Hence also, walks about
Putney and Twickenham in the summer time acquainted him with the look
of English meadow-ground in its restricted states of paddock and park;
and with some round-headed appearances of trees, and stately entrances
to houses of mark: the avenue at Bushy, and the iron gates and carved
pillars of Hampton,[128] impressing him apparently with great awe and
admiration; so that in after life his little country house is,--of all
places in the world,--at Twickenham!

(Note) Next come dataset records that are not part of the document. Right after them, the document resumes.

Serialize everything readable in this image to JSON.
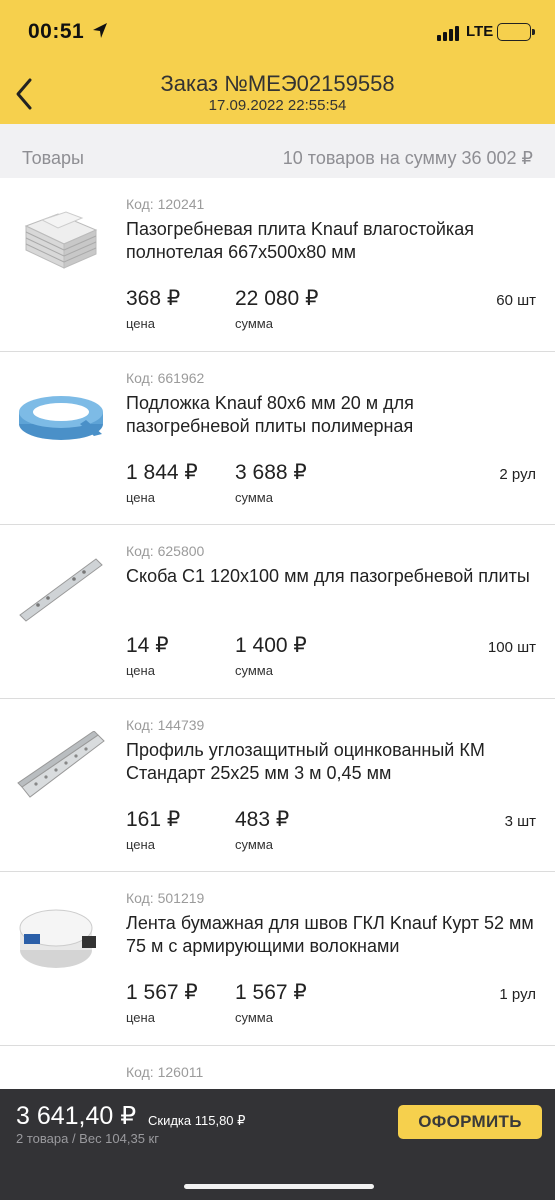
{
  "status_bar": {
    "time": "00:51",
    "network": "LTE",
    "battery_level": 0.2
  },
  "header": {
    "title": "Заказ №МЕЭ02159558",
    "subtitle": "17.09.2022 22:55:54"
  },
  "section": {
    "label": "Товары",
    "summary": "10 товаров на сумму 36 002 ₽"
  },
  "items": [
    {
      "code": "Код: 120241",
      "name": "Пазогребневая плита Knauf влагостойкая полнотелая 667х500х80 мм",
      "price": "368 ₽",
      "price_label": "цена",
      "sum": "22 080 ₽",
      "sum_label": "сумма",
      "qty": "60 шт",
      "icon": "gypsum-board-stack-icon"
    },
    {
      "code": "Код: 661962",
      "name": "Подложка Knauf 80х6 мм 20 м для пазогребневой плиты полимерная",
      "price": "1 844 ₽",
      "price_label": "цена",
      "sum": "3 688 ₽",
      "sum_label": "сумма",
      "qty": "2 рул",
      "icon": "foam-tape-roll-icon"
    },
    {
      "code": "Код: 625800",
      "name": "Скоба С1 120х100 мм для пазогребневой плиты",
      "price": "14 ₽",
      "price_label": "цена",
      "sum": "1 400 ₽",
      "sum_label": "сумма",
      "qty": "100 шт",
      "icon": "metal-bracket-icon"
    },
    {
      "code": "Код: 144739",
      "name": "Профиль углозащитный оцинкованный КМ Стандарт 25х25 мм 3 м 0,45 мм",
      "price": "161 ₽",
      "price_label": "цена",
      "sum": "483 ₽",
      "sum_label": "сумма",
      "qty": "3 шт",
      "icon": "corner-profile-icon"
    },
    {
      "code": "Код: 501219",
      "name": "Лента бумажная для швов ГКЛ Knauf Курт 52 мм 75 м с армирующими волокнами",
      "price": "1 567 ₽",
      "price_label": "цена",
      "sum": "1 567 ₽",
      "sum_label": "сумма",
      "qty": "1 рул",
      "icon": "paper-tape-roll-icon"
    },
    {
      "code": "Код: 126011",
      "name": "",
      "price": "",
      "price_label": "",
      "sum": "",
      "sum_label": "",
      "qty": "",
      "icon": "bucket-icon"
    }
  ],
  "bottom_bar": {
    "total": "3 641,40 ₽",
    "discount": "Скидка 115,80 ₽",
    "meta": "2 товара / Вес 104,35 кг",
    "checkout_label": "ОФОРМИТЬ"
  },
  "colors": {
    "accent": "#f6d04d",
    "bottom_bar": "#333336",
    "section_bg": "#f1f1f3"
  }
}
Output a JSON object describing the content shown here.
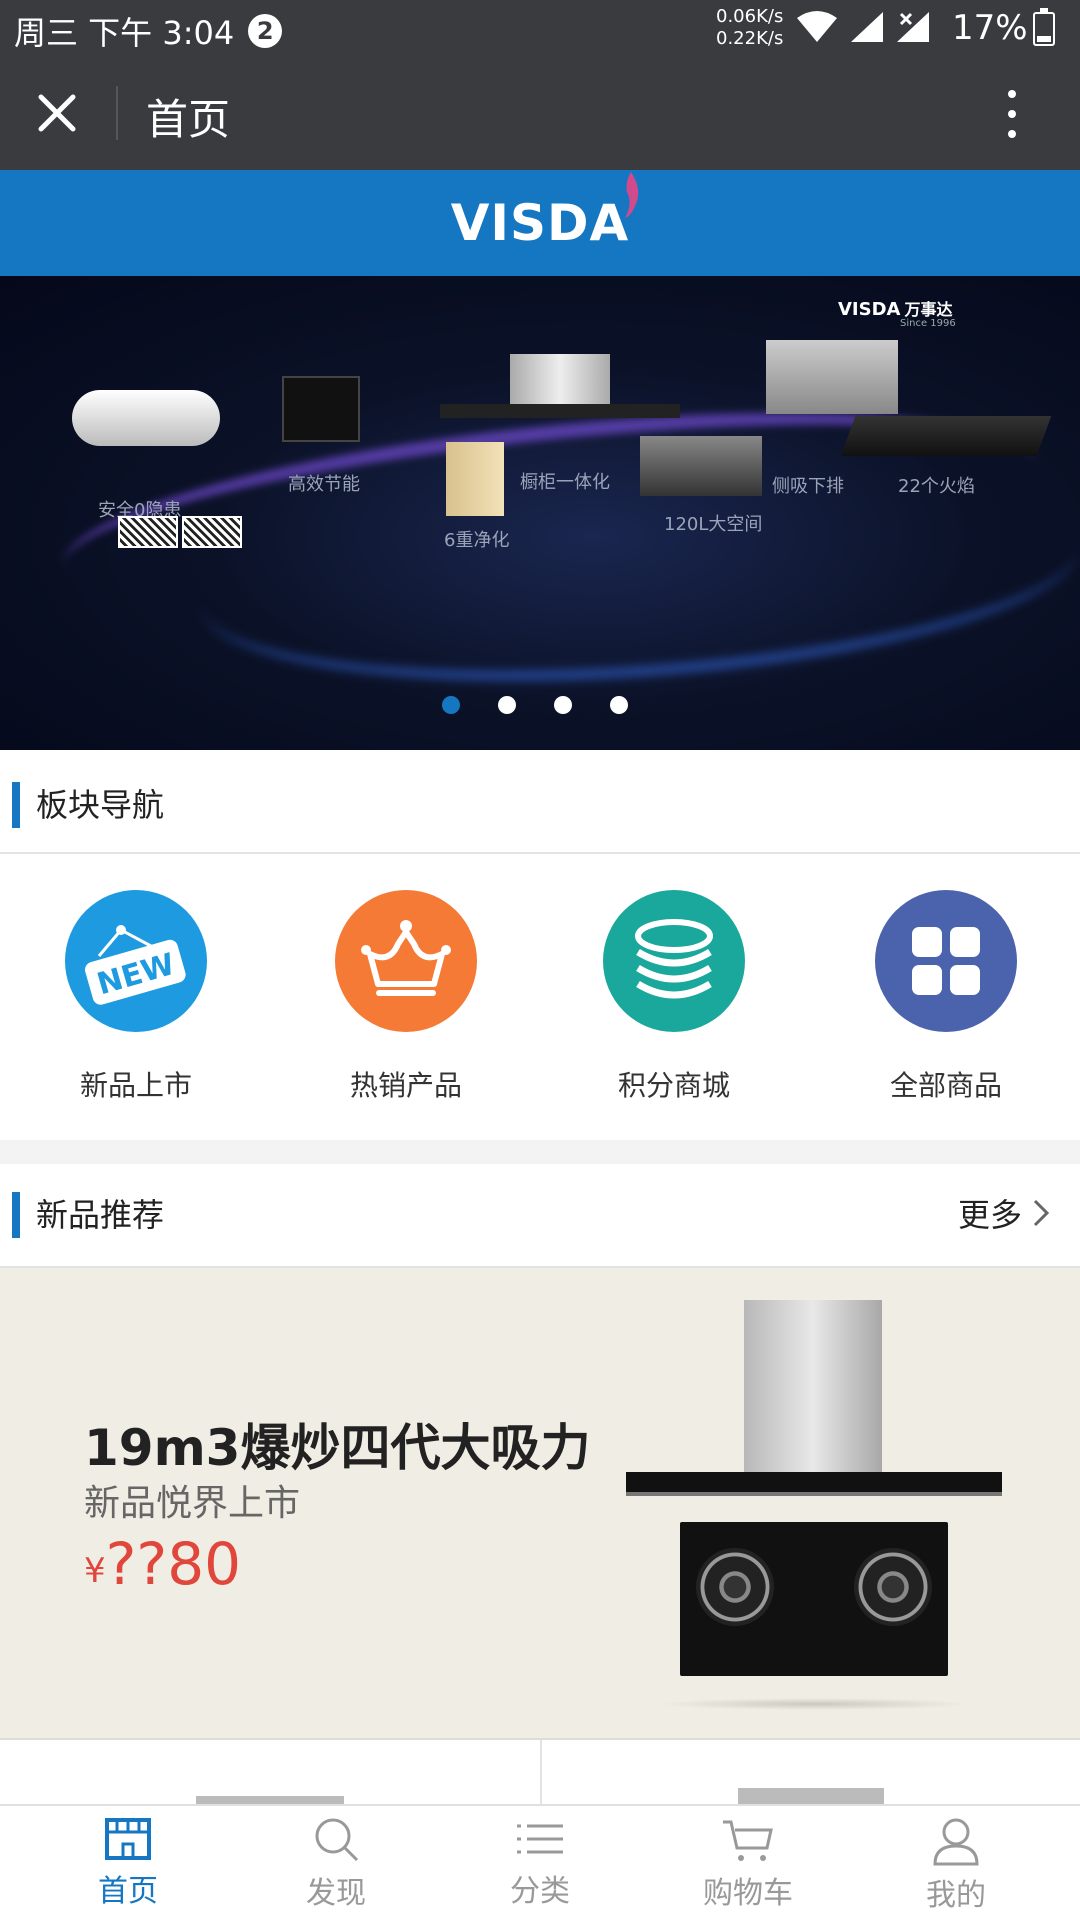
{
  "status_bar": {
    "time": "周三 下午 3:04",
    "notification_count": "2",
    "speed_up": "0.06K/s",
    "speed_down": "0.22K/s",
    "battery": "17%"
  },
  "toolbar": {
    "title": "首页"
  },
  "brand": {
    "logo": "VISDA"
  },
  "banner": {
    "brand": "VISDA",
    "brand_cn": "万事达",
    "since": "Since 1996",
    "products": [
      {
        "label": "安全0隐患"
      },
      {
        "label": "高效节能"
      },
      {
        "label": "橱柜一体化"
      },
      {
        "label": "侧吸下排"
      },
      {
        "label": "6重净化"
      },
      {
        "label": "120L大空间"
      },
      {
        "label": "22个火焰"
      }
    ],
    "slide_count": 4,
    "active_slide": 0
  },
  "nav_section": {
    "title": "板块导航",
    "items": [
      {
        "label": "新品上市",
        "icon": "new-badge-icon",
        "color": "#1e9ae0"
      },
      {
        "label": "热销产品",
        "icon": "crown-icon",
        "color": "#f47a36"
      },
      {
        "label": "积分商城",
        "icon": "coins-icon",
        "color": "#1aa89c"
      },
      {
        "label": "全部商品",
        "icon": "grid-icon",
        "color": "#4b63ad"
      }
    ]
  },
  "new_section": {
    "title": "新品推荐",
    "more": "更多"
  },
  "hero": {
    "title": "19m3爆炒四代大吸力",
    "subtitle": "新品悦界上市",
    "currency": "¥",
    "price": "??80"
  },
  "tabbar": {
    "items": [
      {
        "label": "首页",
        "icon": "home-icon",
        "active": true
      },
      {
        "label": "发现",
        "icon": "search-icon",
        "active": false
      },
      {
        "label": "分类",
        "icon": "list-icon",
        "active": false
      },
      {
        "label": "购物车",
        "icon": "cart-icon",
        "active": false
      },
      {
        "label": "我的",
        "icon": "user-icon",
        "active": false
      }
    ]
  },
  "colors": {
    "accent": "#1577c1",
    "price": "#e0463b",
    "toolbar_bg": "#3a3b3f"
  }
}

Of swans and reedy shores he now
learns the soft motion and the green mystery, in a way not to be
forgotten.
And at last fortune wills that the lad's true life shall begin; and one
summer's evening, after various wonderful stage-coach experiences on
the north road, which gave him a love of stage-coaches ever after, he
finds himself sitting alone among the Yorkshire hills.[129] For the
first time, the silence of Nature round him, her freedom sealed to him,
her glory opened to him. Peace at last; no roll of cart-wheel, nor
mutter of sullen voices in the back shop; but curlew-cry in space of
heaven, and welling of bell-toned streamlet by its shadowy rock.
Freedom at last. Dead-wall, dark railing, fenced field, gated garden,
all passed away like the dream, of a prisoner; and behold, far as foot
or eye can race or range, the moor, and cloud.